Scientific classification
- Kingdom: Animalia
- Phylum: Chordata
- Class: Aves
- Order: Passeriformes
- Family: Pycnonotidae
- Genus: Pycnonotus
- Species: P. bimaculatus
- Binomial name: Pycnonotus bimaculatus (Horsfield, 1821)
- Synonyms: Turdus bimaculatus;

= Orange-spotted bulbul =

- Authority: (Horsfield, 1821)
- Conservation status: NT
- Synonyms: Turdus bimaculatus

Species of songbird

The orange-spotted bulbul (Pycnonotus bimaculatus) is a species of songbird in the bulbul family of passerine birds. It is endemic to Java, Bali and Sumatra.

It favors forest edges and open meadows in montane forests.

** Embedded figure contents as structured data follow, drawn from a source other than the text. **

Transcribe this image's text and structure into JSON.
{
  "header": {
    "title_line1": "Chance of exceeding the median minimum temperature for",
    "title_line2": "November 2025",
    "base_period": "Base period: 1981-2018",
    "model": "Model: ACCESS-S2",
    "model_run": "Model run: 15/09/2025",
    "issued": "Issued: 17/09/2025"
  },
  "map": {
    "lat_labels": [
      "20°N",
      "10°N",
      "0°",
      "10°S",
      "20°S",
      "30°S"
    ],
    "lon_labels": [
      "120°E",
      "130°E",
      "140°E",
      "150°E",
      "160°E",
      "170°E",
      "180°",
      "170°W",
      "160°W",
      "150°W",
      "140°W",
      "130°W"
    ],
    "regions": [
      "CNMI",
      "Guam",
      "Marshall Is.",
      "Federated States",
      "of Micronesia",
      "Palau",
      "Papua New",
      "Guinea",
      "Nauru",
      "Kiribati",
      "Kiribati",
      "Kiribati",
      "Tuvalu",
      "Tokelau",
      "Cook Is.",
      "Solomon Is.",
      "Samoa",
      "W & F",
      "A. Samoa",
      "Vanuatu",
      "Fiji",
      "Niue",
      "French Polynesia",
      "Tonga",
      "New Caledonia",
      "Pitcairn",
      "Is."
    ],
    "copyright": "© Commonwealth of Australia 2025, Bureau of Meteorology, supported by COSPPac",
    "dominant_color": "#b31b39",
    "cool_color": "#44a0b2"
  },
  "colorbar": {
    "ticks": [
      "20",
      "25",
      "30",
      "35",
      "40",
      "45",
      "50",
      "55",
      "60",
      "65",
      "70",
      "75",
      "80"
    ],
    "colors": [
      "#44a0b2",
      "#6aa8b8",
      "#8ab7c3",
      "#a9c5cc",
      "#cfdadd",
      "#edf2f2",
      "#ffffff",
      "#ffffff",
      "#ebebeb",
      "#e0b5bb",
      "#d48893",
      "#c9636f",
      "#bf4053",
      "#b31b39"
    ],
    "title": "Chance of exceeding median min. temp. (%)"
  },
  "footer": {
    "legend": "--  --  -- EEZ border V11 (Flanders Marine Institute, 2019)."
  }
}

==Taxonomy and systematics==
The orange-spotted bulbul was originally described in the genus Turdus by Thomas Horsfield in 1821. Until 2016, the Aceh bulbul (Pycnonotus snouckaerti) was considered as a subspecies of the orange-spotted bulbul until split by the IOC. Most other authorities have not yet recognized this split.

===Subspecies===
Two subspecies are recognized:
- P. b. bimaculatus – (Horsfield, 1821): Found on south-western Sumatra, western and central Java
- P. b. tenggerensis – (van Oort, 1911): Found on eastern Java and Bali

== Description ==
Up to 20 cm long. It is a dark-colored and active bulbul with a rounded tail.

=== Calls ===
It is a noisy bird, giving out a variety of harsh and loud calls and songs.

== Behaviour and ecology ==

=== Diet ===
It is a frugivore.

=== Reproduction ===
It breeds throughout the year. Nesting occurs year-round, peaking in May. Nests are robust and cup-shaped.